1 de dezembro de 2019

Alma revelada


A noite em que me sentei para ler Dostoiévski pela primeira vez foi um acontecimento muito importante em minha vida, mais importante mesmo que meu primeiro amor. Foi o primeiro ato deliberado e consciente que teve significado para mim; mudou toda a face do mundo. Se é verdade que o relógio parou naquele instante em que ergui o olhar após a primeira engolida a seco, já não sei. Mas o mundo parou por um momento, isso eu sei. Era meu primeiro vislumbre da alma de um homem, ou devo dizer simplesmente que Dostoiévski foi o primeiro homem a revelar-me sua alma?

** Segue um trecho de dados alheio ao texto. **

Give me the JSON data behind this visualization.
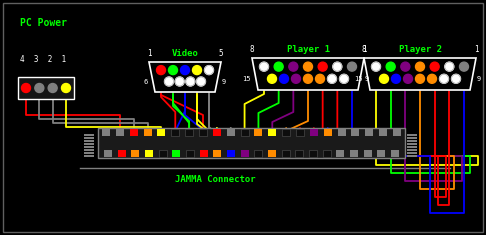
{
  "bg": "#000000",
  "green": "#00ff00",
  "white": "#ffffff",
  "gray": "#808080",
  "pc_power_label": "PC Power",
  "pc_power_pins": "4 3 2 1",
  "pc_pin_colors": [
    "#ff0000",
    "#808080",
    "#808080",
    "#ffff00"
  ],
  "video_label": "Video",
  "video_top": [
    "#ff0000",
    "#00ff00",
    "#0000ff",
    "#ffff00",
    "#ffffff"
  ],
  "video_bot": [
    "#ffffff",
    "#ffffff",
    "#ffffff",
    "#ffffff"
  ],
  "p1_label": "Player 1",
  "p1_top": [
    "#ffffff",
    "#00ff00",
    "#800080",
    "#ff8c00",
    "#ff0000",
    "#ffffff",
    "#808080"
  ],
  "p1_bot": [
    "#ffff00",
    "#0000ff",
    "#800080",
    "#ff8c00",
    "#ff8c00",
    "#ffffff",
    "#ffffff"
  ],
  "p2_label": "Player 2",
  "p2_top": [
    "#ffffff",
    "#00ff00",
    "#800080",
    "#ff8c00",
    "#ff0000",
    "#ffffff",
    "#808080"
  ],
  "p2_bot": [
    "#ffff00",
    "#0000ff",
    "#800080",
    "#ff8c00",
    "#ff8c00",
    "#ffffff",
    "#ffffff"
  ],
  "jamma_label": "JAMMA Connector",
  "jamma_top_colors": [
    "#808080",
    "#808080",
    "#ff0000",
    "#ff8c00",
    "#ffff00",
    "#000000",
    "#000000",
    "#000000",
    "#ff0000",
    "#808080",
    "#000000",
    "#ff8c00",
    "#ffff00",
    "#000000",
    "#000000",
    "#800080",
    "#ff8c00",
    "#808080",
    "#808080",
    "#808080",
    "#808080",
    "#808080"
  ],
  "jamma_bot_colors": [
    "#808080",
    "#ff0000",
    "#ff8c00",
    "#ffff00",
    "#000000",
    "#00ff00",
    "#000000",
    "#ff0000",
    "#ff8c00",
    "#0000ff",
    "#800080",
    "#000000",
    "#ff8c00",
    "#000000",
    "#000000",
    "#000000",
    "#000000",
    "#808080",
    "#808080",
    "#808080",
    "#808080",
    "#808080"
  ],
  "vid_wire_colors": [
    "#ff0000",
    "#00ff00",
    "#0000ff",
    "#ffff00",
    "#808080"
  ],
  "p1_wire_colors": [
    "#ffff00",
    "#00ff00",
    "#800080",
    "#ff8c00",
    "#ff0000",
    "#ff0000",
    "#0000ff",
    "#800080",
    "#ff8c00",
    "#808080"
  ],
  "p2_wire_colors": [
    "#ffff00",
    "#00ff00",
    "#800080",
    "#ff8c00",
    "#ff0000",
    "#ff0000",
    "#0000ff",
    "#800080",
    "#ff8c00",
    "#808080"
  ],
  "pw_wire_colors": [
    "#ff0000",
    "#808080",
    "#808080",
    "#ffff00"
  ]
}
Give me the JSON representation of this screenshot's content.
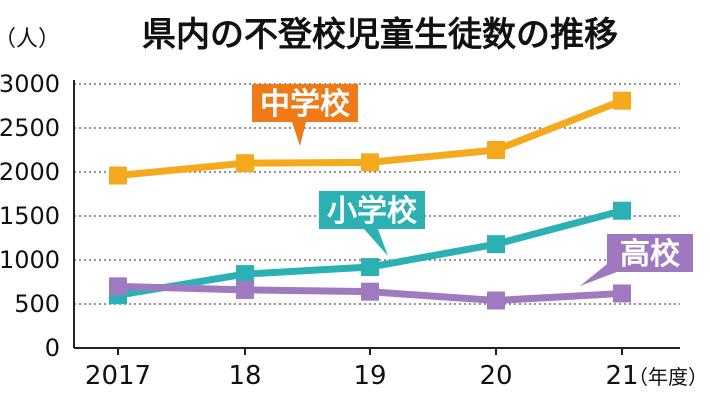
{
  "chart_data": {
    "type": "line",
    "title": "県内の不登校児童生徒数の推移",
    "unit_label": "（人）",
    "x_unit_label": "（年度）",
    "categories": [
      "2017",
      "18",
      "19",
      "20",
      "21"
    ],
    "yticks": [
      "0",
      "500",
      "1000",
      "1500",
      "2000",
      "2500",
      "3000"
    ],
    "ylim": [
      0,
      3000
    ],
    "grid": true,
    "series": [
      {
        "name": "中学校",
        "color": "#F5A91C",
        "label_bg": "#EE7A1A",
        "values": [
          1960,
          2100,
          2110,
          2250,
          2810
        ]
      },
      {
        "name": "小学校",
        "color": "#2BB1B3",
        "label_bg": "#2BB1B3",
        "values": [
          600,
          840,
          920,
          1180,
          1560
        ]
      },
      {
        "name": "高校",
        "color": "#A07AC0",
        "label_bg": "#9E79BF",
        "values": [
          700,
          660,
          640,
          540,
          620
        ]
      }
    ]
  }
}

Talvez eu fosse um pouco esquisito antes disso, sem perceber, mas a partir do momento em que mergulhei em Dostoiévski me tornei definitiva, inequívoca e alegremente esquisito. O mundo comum, desperto e rotineiro, acabou para mim. Qualquer ambição ou desejo de escrever também morreu - por muito tempo. Eu era como um daqueles homens que estiveram tempo demais nas trincheiras, tempo demais sob fogo. O sofrimento comum, a inveja humana comum, as ambições humanas comuns - não passavam de um monte de merda para mim.